I didn't think Egypt's revolution was possible. But here we are.
By Ahmed Alaidy
The Washington Post
Sunday, February 6, 2011
From a storefront window near Tahrir Square, I am filming scenes from a war movie.
Handfuls of stones form ribbons in the air, moving in a kind of slow motion. A man with a beard kneels, holding his hands up in prayer, unworried about the rain of heavy rocks that miraculously misses him. Then time speeds up, and the man rises and throws stones along with his comrades.
By now, in the middle of the week, the president has said he will step down in September, but that is disappointing to the people and their aspirations. In 2006, it would have been possible for Hosni Mubarak to calm the public by nominating a vice president, or forming a new government that excluded corrupt ministers and promising not to run in the next election. This is not enough anymore. I now hear nonstop shooting outside, while learning news of demonstrators wounded - or killed.
Egyptians published a date for their revolution on Facebook, and here they are, bare-chested, facing tear gas, riot police sticks and bullets. Several days into the fight, they are still capable of gathering in hundreds of thousands, dancing, chanting, shouting, creating slogans and carrying banners against the corrupt president improvised on every piece of material imaginable.
"People want to bring the regime down," the banners read, and "Please give up now my hands are too numb (from carrying the banner too long)" and "Your expiration date is January 25." Rumors spread in the absence of trustworthy information: Israel will drop weapons to the police militias; don't drink juice, it contains a sedative.
To be with the crowds in Tahrir Square is like being in a motion picture - but instead of just watching in awe, I am living the event. I am 36 years old. I thought one day my grandson might see this moment. But here I am.
Cairo isn't where I live anymore, but it is where I have to be now. I had been working as an editor in Doha, Qatar, and was scheduled to be in Cairo now for the international book fair. That was canceled, of course, but I am here anyway, and I plan to stay. I may lose my job, but losing a job is better than losing a country.
I see children on their parents' shoulders, singing for Egypt. I see a man dressed in Muslim Brotherhood garb shouting, "Freedom! Freedom!" - normally members of that group quote a verse from the Koran. But this man, with his child on his shoulders, too, is shouting only for freedom. It is a transformation, everyone merging together.
Against the swelling crowds late Tuesday evening, the murderous president recites his old achievements. He flirts with the common man in a tone suitable for love letters, not a brief speech of a president living his last days in office. Mubarak has lost his last chance to hand power over smoothly to his vice president, Omar Suleiman, even on a temporary basis, to prepare for the upcoming presidential elections. On "Departure Friday," the president could taste his own poison as the crowds remained defiant in the square, seeming to echo his own words that "Homeland is everlasting, and people are passers-by."

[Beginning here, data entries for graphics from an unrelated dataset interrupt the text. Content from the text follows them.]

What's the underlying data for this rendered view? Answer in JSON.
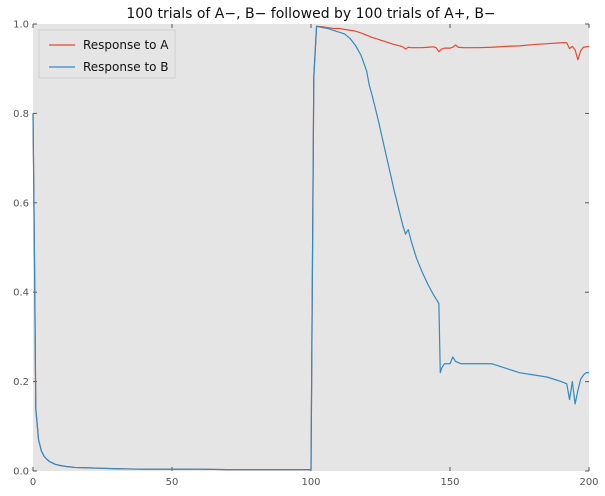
{
  "chart_data": {
    "type": "line",
    "title": "100 trials of A−, B− followed by 100 trials of A+, B−",
    "xlabel": "",
    "ylabel": "",
    "xlim": [
      0,
      200
    ],
    "ylim": [
      0,
      1.0
    ],
    "x_ticks": [
      0,
      50,
      100,
      150,
      200
    ],
    "y_ticks": [
      0.0,
      0.2,
      0.4,
      0.6,
      0.8,
      1.0
    ],
    "x_tick_labels": [
      "0",
      "50",
      "100",
      "150",
      "200"
    ],
    "y_tick_labels": [
      "0.0",
      "0.2",
      "0.4",
      "0.6",
      "0.8",
      "1.0"
    ],
    "grid": false,
    "background": "#e5e5e5",
    "legend_position": "top-left",
    "series": [
      {
        "name": "Response to A",
        "color": "#e24a33",
        "points": [
          [
            0,
            0.8
          ],
          [
            0.5,
            0.5
          ],
          [
            1,
            0.14
          ],
          [
            2,
            0.07
          ],
          [
            3,
            0.045
          ],
          [
            4,
            0.033
          ],
          [
            5,
            0.026
          ],
          [
            6,
            0.021
          ],
          [
            7,
            0.018
          ],
          [
            8,
            0.015
          ],
          [
            10,
            0.012
          ],
          [
            12,
            0.01
          ],
          [
            15,
            0.008
          ],
          [
            20,
            0.007
          ],
          [
            25,
            0.006
          ],
          [
            30,
            0.005
          ],
          [
            40,
            0.004
          ],
          [
            50,
            0.004
          ],
          [
            60,
            0.004
          ],
          [
            70,
            0.003
          ],
          [
            80,
            0.003
          ],
          [
            90,
            0.003
          ],
          [
            99,
            0.003
          ],
          [
            100,
            0.003
          ],
          [
            101,
            0.88
          ],
          [
            102,
            0.995
          ],
          [
            104,
            0.994
          ],
          [
            106,
            0.992
          ],
          [
            108,
            0.99
          ],
          [
            110,
            0.99
          ],
          [
            112,
            0.988
          ],
          [
            114,
            0.986
          ],
          [
            116,
            0.984
          ],
          [
            118,
            0.98
          ],
          [
            120,
            0.975
          ],
          [
            122,
            0.97
          ],
          [
            124,
            0.966
          ],
          [
            126,
            0.962
          ],
          [
            128,
            0.958
          ],
          [
            130,
            0.954
          ],
          [
            132,
            0.951
          ],
          [
            133,
            0.949
          ],
          [
            134,
            0.944
          ],
          [
            135,
            0.948
          ],
          [
            136,
            0.947
          ],
          [
            138,
            0.947
          ],
          [
            140,
            0.947
          ],
          [
            142,
            0.948
          ],
          [
            144,
            0.949
          ],
          [
            145,
            0.947
          ],
          [
            146,
            0.938
          ],
          [
            147,
            0.944
          ],
          [
            148,
            0.946
          ],
          [
            150,
            0.946
          ],
          [
            151,
            0.948
          ],
          [
            152,
            0.953
          ],
          [
            153,
            0.948
          ],
          [
            155,
            0.947
          ],
          [
            160,
            0.947
          ],
          [
            165,
            0.948
          ],
          [
            170,
            0.95
          ],
          [
            175,
            0.951
          ],
          [
            180,
            0.954
          ],
          [
            185,
            0.956
          ],
          [
            190,
            0.958
          ],
          [
            192,
            0.958
          ],
          [
            193,
            0.945
          ],
          [
            194,
            0.95
          ],
          [
            195,
            0.942
          ],
          [
            196,
            0.92
          ],
          [
            197,
            0.94
          ],
          [
            198,
            0.948
          ],
          [
            200,
            0.95
          ]
        ]
      },
      {
        "name": "Response to B",
        "color": "#348abd",
        "points": [
          [
            0,
            0.8
          ],
          [
            0.5,
            0.5
          ],
          [
            1,
            0.14
          ],
          [
            2,
            0.07
          ],
          [
            3,
            0.045
          ],
          [
            4,
            0.033
          ],
          [
            5,
            0.026
          ],
          [
            6,
            0.021
          ],
          [
            7,
            0.018
          ],
          [
            8,
            0.015
          ],
          [
            10,
            0.012
          ],
          [
            12,
            0.01
          ],
          [
            15,
            0.008
          ],
          [
            20,
            0.007
          ],
          [
            25,
            0.006
          ],
          [
            30,
            0.005
          ],
          [
            40,
            0.004
          ],
          [
            50,
            0.004
          ],
          [
            60,
            0.004
          ],
          [
            70,
            0.003
          ],
          [
            80,
            0.003
          ],
          [
            90,
            0.003
          ],
          [
            99,
            0.003
          ],
          [
            100,
            0.003
          ],
          [
            101,
            0.88
          ],
          [
            102,
            0.995
          ],
          [
            104,
            0.992
          ],
          [
            106,
            0.99
          ],
          [
            108,
            0.986
          ],
          [
            110,
            0.982
          ],
          [
            112,
            0.978
          ],
          [
            114,
            0.968
          ],
          [
            116,
            0.952
          ],
          [
            118,
            0.93
          ],
          [
            120,
            0.895
          ],
          [
            121,
            0.862
          ],
          [
            122,
            0.84
          ],
          [
            124,
            0.79
          ],
          [
            126,
            0.735
          ],
          [
            128,
            0.68
          ],
          [
            130,
            0.625
          ],
          [
            132,
            0.575
          ],
          [
            133,
            0.55
          ],
          [
            134,
            0.53
          ],
          [
            135,
            0.54
          ],
          [
            136,
            0.515
          ],
          [
            137,
            0.495
          ],
          [
            138,
            0.475
          ],
          [
            140,
            0.445
          ],
          [
            142,
            0.418
          ],
          [
            144,
            0.395
          ],
          [
            145,
            0.385
          ],
          [
            146,
            0.375
          ],
          [
            146.5,
            0.22
          ],
          [
            147,
            0.23
          ],
          [
            148,
            0.24
          ],
          [
            150,
            0.24
          ],
          [
            151,
            0.255
          ],
          [
            152,
            0.245
          ],
          [
            154,
            0.24
          ],
          [
            160,
            0.24
          ],
          [
            165,
            0.24
          ],
          [
            170,
            0.23
          ],
          [
            175,
            0.22
          ],
          [
            180,
            0.215
          ],
          [
            185,
            0.21
          ],
          [
            190,
            0.2
          ],
          [
            192,
            0.195
          ],
          [
            193,
            0.16
          ],
          [
            194,
            0.2
          ],
          [
            195,
            0.15
          ],
          [
            196,
            0.18
          ],
          [
            197,
            0.205
          ],
          [
            198,
            0.215
          ],
          [
            199,
            0.22
          ],
          [
            200,
            0.22
          ]
        ]
      }
    ]
  }
}
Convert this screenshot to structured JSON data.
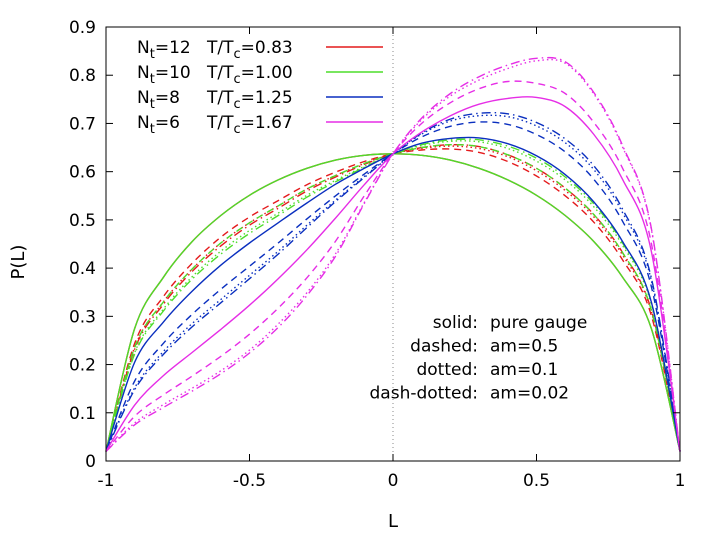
{
  "chart_data": {
    "type": "line",
    "xlabel": "L",
    "ylabel": "P(L)",
    "xlim": [
      -1,
      1
    ],
    "ylim": [
      0,
      0.9
    ],
    "x_ticks": [
      -1,
      -0.5,
      0,
      0.5,
      1
    ],
    "x_tick_labels": [
      "-1",
      "-0.5",
      "0",
      "0.5",
      "1"
    ],
    "y_ticks": [
      0,
      0.1,
      0.2,
      0.3,
      0.4,
      0.5,
      0.6,
      0.7,
      0.8,
      0.9
    ],
    "y_tick_labels": [
      "0",
      "0.1",
      "0.2",
      "0.3",
      "0.4",
      "0.5",
      "0.6",
      "0.7",
      "0.8",
      "0.9"
    ],
    "legend_position": "top-left",
    "grid": false,
    "vertical_marker_x": 0,
    "legend": [
      {
        "nt_main": "N",
        "nt_sub": "t",
        "nt_val": "=12",
        "t_main": "T/T",
        "t_sub": "c",
        "t_val": "=0.83",
        "color": "#e41a1c"
      },
      {
        "nt_main": "N",
        "nt_sub": "t",
        "nt_val": "=10",
        "t_main": "T/T",
        "t_sub": "c",
        "t_val": "=1.00",
        "color": "#4ddd2a"
      },
      {
        "nt_main": "N",
        "nt_sub": "t",
        "nt_val": "=8",
        "t_main": "T/T",
        "t_sub": "c",
        "t_val": "=1.25",
        "color": "#0a2fbf"
      },
      {
        "nt_main": "N",
        "nt_sub": "t",
        "nt_val": "=6",
        "t_main": "T/T",
        "t_sub": "c",
        "t_val": "=1.67",
        "color": "#e62ee6"
      }
    ],
    "annotations": [
      {
        "key": "solid:",
        "value": "pure gauge"
      },
      {
        "key": "dashed:",
        "value": "am=0.5"
      },
      {
        "key": "dotted:",
        "value": "am=0.1"
      },
      {
        "key": "dash-dotted:",
        "value": "am=0.02"
      }
    ],
    "series": [
      {
        "temperature_index": 0,
        "style": "solid",
        "color": "#e41a1c",
        "x": [
          -1,
          -0.9,
          -0.8,
          -0.7,
          -0.6,
          -0.5,
          -0.4,
          -0.3,
          -0.2,
          -0.1,
          0,
          0.1,
          0.2,
          0.3,
          0.4,
          0.5,
          0.6,
          0.7,
          0.8,
          0.9,
          1
        ],
        "y": [
          0.02,
          0.275,
          0.381,
          0.455,
          0.509,
          0.551,
          0.583,
          0.607,
          0.624,
          0.634,
          0.637,
          0.634,
          0.624,
          0.607,
          0.583,
          0.551,
          0.509,
          0.455,
          0.381,
          0.275,
          0.02
        ]
      },
      {
        "temperature_index": 0,
        "style": "dashed",
        "color": "#e41a1c",
        "x": [
          -1,
          -0.9,
          -0.8,
          -0.7,
          -0.6,
          -0.5,
          -0.4,
          -0.3,
          -0.2,
          -0.1,
          0,
          0.1,
          0.2,
          0.3,
          0.4,
          0.5,
          0.6,
          0.7,
          0.8,
          0.9,
          1
        ],
        "y": [
          0.02,
          0.244,
          0.341,
          0.41,
          0.464,
          0.506,
          0.54,
          0.573,
          0.599,
          0.621,
          0.637,
          0.645,
          0.647,
          0.64,
          0.621,
          0.591,
          0.55,
          0.495,
          0.417,
          0.302,
          0.02
        ]
      },
      {
        "temperature_index": 0,
        "style": "dotted",
        "color": "#e41a1c",
        "x": [
          -1,
          -0.9,
          -0.8,
          -0.7,
          -0.6,
          -0.5,
          -0.4,
          -0.3,
          -0.2,
          -0.1,
          0,
          0.1,
          0.2,
          0.3,
          0.4,
          0.5,
          0.6,
          0.7,
          0.8,
          0.9,
          1
        ],
        "y": [
          0.02,
          0.236,
          0.33,
          0.398,
          0.452,
          0.494,
          0.529,
          0.564,
          0.592,
          0.617,
          0.637,
          0.648,
          0.653,
          0.648,
          0.631,
          0.602,
          0.561,
          0.506,
          0.427,
          0.31,
          0.02
        ]
      },
      {
        "temperature_index": 0,
        "style": "dashdot",
        "color": "#e41a1c",
        "x": [
          -1,
          -0.9,
          -0.8,
          -0.7,
          -0.6,
          -0.5,
          -0.4,
          -0.3,
          -0.2,
          -0.1,
          0,
          0.1,
          0.2,
          0.3,
          0.4,
          0.5,
          0.6,
          0.7,
          0.8,
          0.9,
          1
        ],
        "y": [
          0.02,
          0.232,
          0.325,
          0.393,
          0.446,
          0.489,
          0.524,
          0.56,
          0.589,
          0.615,
          0.637,
          0.65,
          0.656,
          0.652,
          0.635,
          0.607,
          0.566,
          0.511,
          0.432,
          0.313,
          0.02
        ]
      },
      {
        "temperature_index": 1,
        "style": "solid",
        "color": "#4ddd2a",
        "x": [
          -1,
          -0.9,
          -0.8,
          -0.7,
          -0.6,
          -0.5,
          -0.4,
          -0.3,
          -0.2,
          -0.1,
          0,
          0.1,
          0.2,
          0.3,
          0.4,
          0.5,
          0.6,
          0.7,
          0.8,
          0.9,
          1
        ],
        "y": [
          0.02,
          0.275,
          0.381,
          0.455,
          0.509,
          0.551,
          0.583,
          0.607,
          0.624,
          0.634,
          0.637,
          0.634,
          0.624,
          0.607,
          0.583,
          0.551,
          0.509,
          0.455,
          0.381,
          0.275,
          0.02
        ]
      },
      {
        "temperature_index": 1,
        "style": "dashed",
        "color": "#4ddd2a",
        "x": [
          -1,
          -0.9,
          -0.8,
          -0.7,
          -0.6,
          -0.5,
          -0.4,
          -0.3,
          -0.2,
          -0.1,
          0,
          0.1,
          0.2,
          0.3,
          0.4,
          0.5,
          0.6,
          0.7,
          0.8,
          0.9,
          1
        ],
        "y": [
          0.02,
          0.236,
          0.33,
          0.398,
          0.452,
          0.494,
          0.529,
          0.564,
          0.592,
          0.617,
          0.637,
          0.65,
          0.656,
          0.652,
          0.635,
          0.607,
          0.566,
          0.511,
          0.432,
          0.313,
          0.02
        ]
      },
      {
        "temperature_index": 1,
        "style": "dotted",
        "color": "#4ddd2a",
        "x": [
          -1,
          -0.9,
          -0.8,
          -0.7,
          -0.6,
          -0.5,
          -0.4,
          -0.3,
          -0.2,
          -0.1,
          0,
          0.1,
          0.2,
          0.3,
          0.4,
          0.5,
          0.6,
          0.7,
          0.8,
          0.9,
          1
        ],
        "y": [
          0.02,
          0.225,
          0.315,
          0.382,
          0.435,
          0.478,
          0.514,
          0.551,
          0.582,
          0.611,
          0.637,
          0.654,
          0.663,
          0.662,
          0.648,
          0.622,
          0.583,
          0.527,
          0.447,
          0.325,
          0.02
        ]
      },
      {
        "temperature_index": 1,
        "style": "dashdot",
        "color": "#4ddd2a",
        "x": [
          -1,
          -0.9,
          -0.8,
          -0.7,
          -0.6,
          -0.5,
          -0.4,
          -0.3,
          -0.2,
          -0.1,
          0,
          0.1,
          0.2,
          0.3,
          0.4,
          0.5,
          0.6,
          0.7,
          0.8,
          0.9,
          1
        ],
        "y": [
          0.02,
          0.222,
          0.311,
          0.377,
          0.429,
          0.472,
          0.509,
          0.547,
          0.579,
          0.609,
          0.637,
          0.656,
          0.666,
          0.666,
          0.653,
          0.628,
          0.589,
          0.533,
          0.452,
          0.329,
          0.02
        ]
      },
      {
        "temperature_index": 2,
        "style": "solid",
        "color": "#0a2fbf",
        "x": [
          -1,
          -0.9,
          -0.8,
          -0.7,
          -0.6,
          -0.5,
          -0.4,
          -0.3,
          -0.2,
          -0.1,
          0,
          0.1,
          0.2,
          0.3,
          0.4,
          0.5,
          0.6,
          0.7,
          0.8,
          0.9,
          1
        ],
        "y": [
          0.02,
          0.205,
          0.288,
          0.352,
          0.406,
          0.452,
          0.494,
          0.535,
          0.574,
          0.607,
          0.637,
          0.659,
          0.669,
          0.67,
          0.658,
          0.633,
          0.594,
          0.537,
          0.455,
          0.33,
          0.02
        ]
      },
      {
        "temperature_index": 2,
        "style": "dashed",
        "color": "#0a2fbf",
        "x": [
          -1,
          -0.9,
          -0.8,
          -0.7,
          -0.6,
          -0.5,
          -0.4,
          -0.3,
          -0.2,
          -0.1,
          0,
          0.1,
          0.2,
          0.3,
          0.4,
          0.5,
          0.6,
          0.7,
          0.8,
          0.9,
          1
        ],
        "y": [
          0.02,
          0.166,
          0.244,
          0.304,
          0.356,
          0.404,
          0.452,
          0.502,
          0.55,
          0.595,
          0.637,
          0.672,
          0.694,
          0.703,
          0.698,
          0.677,
          0.641,
          0.584,
          0.497,
          0.362,
          0.02
        ]
      },
      {
        "temperature_index": 2,
        "style": "dotted",
        "color": "#0a2fbf",
        "x": [
          -1,
          -0.9,
          -0.8,
          -0.7,
          -0.6,
          -0.5,
          -0.4,
          -0.3,
          -0.2,
          -0.1,
          0,
          0.1,
          0.2,
          0.3,
          0.4,
          0.5,
          0.6,
          0.7,
          0.8,
          0.9,
          1
        ],
        "y": [
          0.02,
          0.152,
          0.227,
          0.285,
          0.335,
          0.385,
          0.435,
          0.489,
          0.541,
          0.59,
          0.637,
          0.678,
          0.705,
          0.716,
          0.714,
          0.695,
          0.66,
          0.604,
          0.515,
          0.375,
          0.02
        ]
      },
      {
        "temperature_index": 2,
        "style": "dashdot",
        "color": "#0a2fbf",
        "x": [
          -1,
          -0.9,
          -0.8,
          -0.7,
          -0.6,
          -0.5,
          -0.4,
          -0.3,
          -0.2,
          -0.1,
          0,
          0.1,
          0.2,
          0.3,
          0.4,
          0.5,
          0.6,
          0.7,
          0.8,
          0.9,
          1
        ],
        "y": [
          0.02,
          0.148,
          0.221,
          0.278,
          0.328,
          0.378,
          0.429,
          0.484,
          0.538,
          0.588,
          0.637,
          0.68,
          0.709,
          0.721,
          0.72,
          0.702,
          0.668,
          0.612,
          0.522,
          0.38,
          0.02
        ]
      },
      {
        "temperature_index": 3,
        "style": "solid",
        "color": "#e62ee6",
        "x": [
          -1,
          -0.9,
          -0.8,
          -0.7,
          -0.6,
          -0.5,
          -0.4,
          -0.3,
          -0.2,
          -0.1,
          0,
          0.1,
          0.2,
          0.3,
          0.4,
          0.5,
          0.6,
          0.7,
          0.8,
          0.9,
          1
        ],
        "y": [
          0.02,
          0.116,
          0.177,
          0.225,
          0.273,
          0.323,
          0.378,
          0.438,
          0.504,
          0.573,
          0.637,
          0.682,
          0.716,
          0.74,
          0.752,
          0.754,
          0.735,
          0.677,
          0.584,
          0.435,
          0.02
        ]
      },
      {
        "temperature_index": 3,
        "style": "dashed",
        "color": "#e62ee6",
        "x": [
          -1,
          -0.9,
          -0.8,
          -0.7,
          -0.6,
          -0.5,
          -0.4,
          -0.3,
          -0.2,
          -0.1,
          0,
          0.1,
          0.2,
          0.3,
          0.4,
          0.5,
          0.6,
          0.7,
          0.8,
          0.9,
          1
        ],
        "y": [
          0.02,
          0.093,
          0.137,
          0.176,
          0.217,
          0.263,
          0.317,
          0.38,
          0.456,
          0.55,
          0.637,
          0.7,
          0.743,
          0.772,
          0.787,
          0.783,
          0.762,
          0.702,
          0.607,
          0.452,
          0.02
        ]
      },
      {
        "temperature_index": 3,
        "style": "dotted",
        "color": "#e62ee6",
        "x": [
          -1,
          -0.9,
          -0.8,
          -0.7,
          -0.6,
          -0.5,
          -0.4,
          -0.3,
          -0.2,
          -0.1,
          0,
          0.1,
          0.2,
          0.3,
          0.4,
          0.5,
          0.6,
          0.7,
          0.8,
          0.9,
          1
        ],
        "y": [
          0.02,
          0.079,
          0.117,
          0.151,
          0.187,
          0.23,
          0.284,
          0.349,
          0.43,
          0.536,
          0.637,
          0.708,
          0.757,
          0.79,
          0.814,
          0.83,
          0.825,
          0.761,
          0.651,
          0.481,
          0.02
        ]
      },
      {
        "temperature_index": 3,
        "style": "dashdot",
        "color": "#e62ee6",
        "x": [
          -1,
          -0.9,
          -0.8,
          -0.7,
          -0.6,
          -0.5,
          -0.4,
          -0.3,
          -0.2,
          -0.1,
          0,
          0.1,
          0.2,
          0.3,
          0.4,
          0.5,
          0.6,
          0.7,
          0.8,
          0.9,
          1
        ],
        "y": [
          0.02,
          0.075,
          0.111,
          0.145,
          0.181,
          0.224,
          0.277,
          0.343,
          0.425,
          0.534,
          0.637,
          0.711,
          0.762,
          0.797,
          0.821,
          0.835,
          0.828,
          0.764,
          0.654,
          0.483,
          0.02
        ]
      }
    ]
  }
}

All this is happening even in the absence of Internet and cellphone connections. The regime banned al-Jazeera from broadcasting, and the list of violations goes on - foreign correspondents in custody, broken cameras, plastic and real bullets shot into the crowds of demonstrators.
On the ninth day of the revolution, the president gave a green light to the Ministry of Interior to push riot police, thugs, paid outlaws and state police in plain clothes to demonstrate as supporters of the regime.
In the early morning, they were carried in trucks to places around and inside Tahrir Square to provoke the peaceful demonstrators there. It's a method that has never failed this president, a surefire way to forge elections and fight demonstrations.
These militias clashed with the protesters, using guns and Molotov cocktails to kick them out of the square. The demonstrators then organized themselves, hurling stones and forcing the president's militias to retreat, until they finally took over the situation. Some broke the stones into smaller pieces, some carried them to the throwers. An assembly line of resistance.
I had been working on a novel about a future revolution, picturing the day the people finally went against the regime. I imagined crowds, how the regime would provoke people and how the people would snap, step by step. Pure fiction.
I will have to rewrite it.
Ahmed Alaidy is the author of the novel "Being Abbas el Abd." This essay was translated from the Arabic by Safaa Fathy.